Ketua Tim Auditor BPK RI Perwakilan Jabar, Yani Rochyati mengatakan, pihaknya akan melakukan pemeriksaan tentang pengelolaan pajak dan retribusi serta perizinan di Kota Bekasi selama 35 hari kedepan.
"Mohon difasilitasi terkait dokumen dan ada pendamping atau LO dari masing-masing perangkat dinas. Kita mulai hari ini sampai 35 hari ke depan. Di akhir pemeriksaan pun kita akan sampaikan laporan untuk ditindaklanjuti," ungkap Yani.

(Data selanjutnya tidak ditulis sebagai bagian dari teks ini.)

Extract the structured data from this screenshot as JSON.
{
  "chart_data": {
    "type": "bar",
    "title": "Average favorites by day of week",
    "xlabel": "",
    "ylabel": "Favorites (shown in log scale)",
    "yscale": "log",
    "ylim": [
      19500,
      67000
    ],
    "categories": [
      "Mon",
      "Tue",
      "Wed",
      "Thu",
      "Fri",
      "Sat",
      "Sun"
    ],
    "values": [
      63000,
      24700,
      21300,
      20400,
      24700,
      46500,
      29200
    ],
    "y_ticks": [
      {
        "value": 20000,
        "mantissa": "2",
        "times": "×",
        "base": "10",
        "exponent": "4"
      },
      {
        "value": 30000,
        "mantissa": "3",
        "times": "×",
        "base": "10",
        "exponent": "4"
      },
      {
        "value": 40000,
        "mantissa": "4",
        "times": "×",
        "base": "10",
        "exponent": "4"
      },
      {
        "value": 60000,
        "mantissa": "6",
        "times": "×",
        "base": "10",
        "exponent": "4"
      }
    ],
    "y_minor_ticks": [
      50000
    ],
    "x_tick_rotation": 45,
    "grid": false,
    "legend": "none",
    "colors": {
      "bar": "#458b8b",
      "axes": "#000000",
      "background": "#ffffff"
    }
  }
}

Dalam pemeriksaan itu, auditor akan melakukan pengecekan fisik berupa dokumen dan peninjauan langsung pengelolaan pajak, retribusi dan perizinan. Untuk memudahkan pelaksanaan audit, Yani berharap, instansi terkait dapat mensuportnya.

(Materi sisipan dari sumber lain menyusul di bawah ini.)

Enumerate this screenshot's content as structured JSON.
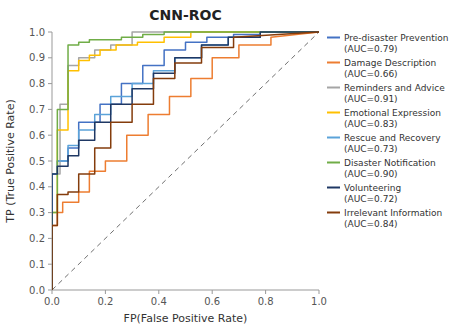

"Pemeriksaan kali ini juga dukungan untuk LKPD. Minimal kita bisa mengecek realisasi pendapatan dari sektor pajak dan retribusi daerah triwulan ini," tambahnya.
Kedatangan tim auditor BPK RI Jabar ini, disambut langsung oleh Wakil Wali Kota Bekasi, Ahmad Syaikhu, Kepala Inspektorat Kota Bekasi, Widodo, Indrijantoro, Kepala Badan Pendapatan Daerah (Bapenda), Aan Suhanda, Kepala DPM-PTSP, Amit Riyadi, serta jajaran BPKAD.

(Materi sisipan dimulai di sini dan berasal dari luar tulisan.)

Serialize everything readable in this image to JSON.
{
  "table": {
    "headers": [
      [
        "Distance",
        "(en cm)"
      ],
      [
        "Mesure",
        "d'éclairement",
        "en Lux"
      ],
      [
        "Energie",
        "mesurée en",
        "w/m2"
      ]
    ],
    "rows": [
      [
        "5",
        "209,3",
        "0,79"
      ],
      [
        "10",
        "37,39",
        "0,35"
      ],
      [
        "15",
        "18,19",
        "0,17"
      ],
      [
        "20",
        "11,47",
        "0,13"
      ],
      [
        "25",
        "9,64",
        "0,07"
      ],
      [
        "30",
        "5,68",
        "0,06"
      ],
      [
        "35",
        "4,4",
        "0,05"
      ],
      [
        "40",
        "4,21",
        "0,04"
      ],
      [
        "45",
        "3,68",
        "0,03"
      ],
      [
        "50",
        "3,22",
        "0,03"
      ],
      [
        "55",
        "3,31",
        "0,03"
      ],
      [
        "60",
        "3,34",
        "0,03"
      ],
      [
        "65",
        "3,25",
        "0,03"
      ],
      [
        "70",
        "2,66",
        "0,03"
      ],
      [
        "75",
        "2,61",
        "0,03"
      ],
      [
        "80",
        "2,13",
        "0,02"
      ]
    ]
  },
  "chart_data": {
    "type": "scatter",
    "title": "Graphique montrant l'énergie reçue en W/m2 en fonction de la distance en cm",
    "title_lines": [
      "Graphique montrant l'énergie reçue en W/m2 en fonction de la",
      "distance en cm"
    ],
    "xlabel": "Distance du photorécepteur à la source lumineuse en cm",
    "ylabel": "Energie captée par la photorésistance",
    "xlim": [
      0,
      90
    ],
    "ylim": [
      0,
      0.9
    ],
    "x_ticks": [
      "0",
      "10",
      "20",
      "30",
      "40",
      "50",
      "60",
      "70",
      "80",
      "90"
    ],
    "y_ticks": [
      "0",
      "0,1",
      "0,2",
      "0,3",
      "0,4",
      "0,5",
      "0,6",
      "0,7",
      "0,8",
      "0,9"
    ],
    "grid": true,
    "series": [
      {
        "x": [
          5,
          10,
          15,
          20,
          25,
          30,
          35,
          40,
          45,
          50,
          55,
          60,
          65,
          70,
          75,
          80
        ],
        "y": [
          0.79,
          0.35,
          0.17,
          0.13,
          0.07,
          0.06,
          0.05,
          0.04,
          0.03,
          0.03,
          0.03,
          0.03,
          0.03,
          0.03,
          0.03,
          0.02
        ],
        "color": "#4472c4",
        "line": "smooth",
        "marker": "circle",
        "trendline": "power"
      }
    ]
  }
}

Wakil Wali Kota Bekasi mengatakan, audit ini adalah penilaian yang harus dilakukan oleh BPK RI setiap tahunnya. Oleh itu diharapkan, hasil penilaiannya pun dapat berpanguruh positif bagi progres capaian pajak dan retribusi di Kota Bekasi dan kemudahan dalam perizinan.
"Input dan out put dari hasil pemeriksaan nanti berguna untuk kami di Pemerintah Kota Bekasi. Untuk itu OPD terkait bisa membantu tugas BPK juga," harap Wawali Ahmad Syaikhu.
Sementara, Kepala Dinas Penanaman Modal dan Pelayanan Terpadu Satu Pintu (DPM PTSP) Kota Bekasi Amit Riyadi mengatakan perizinan di Kota Bekasi telah tersistem secara online melalui sistem SILAT berbasis web.
Selain pengajuan langsung kata dia sistem online ini sudah berjalan sejak Agustus 2017 dan tidak kurang 3000 pemohon perizinan dilayani. Hal ini agar mempermudah warga mengajukan perizinan.
"Kita punya sistem pelayanan perizinan online atau SILAT berbasis web dan operator help desk untuk membantu warga melengkapi data. Dua cara pelayanan ini masih kita terapkan. Moga kedepan bisa online semua," ungkap Amit Riyadi.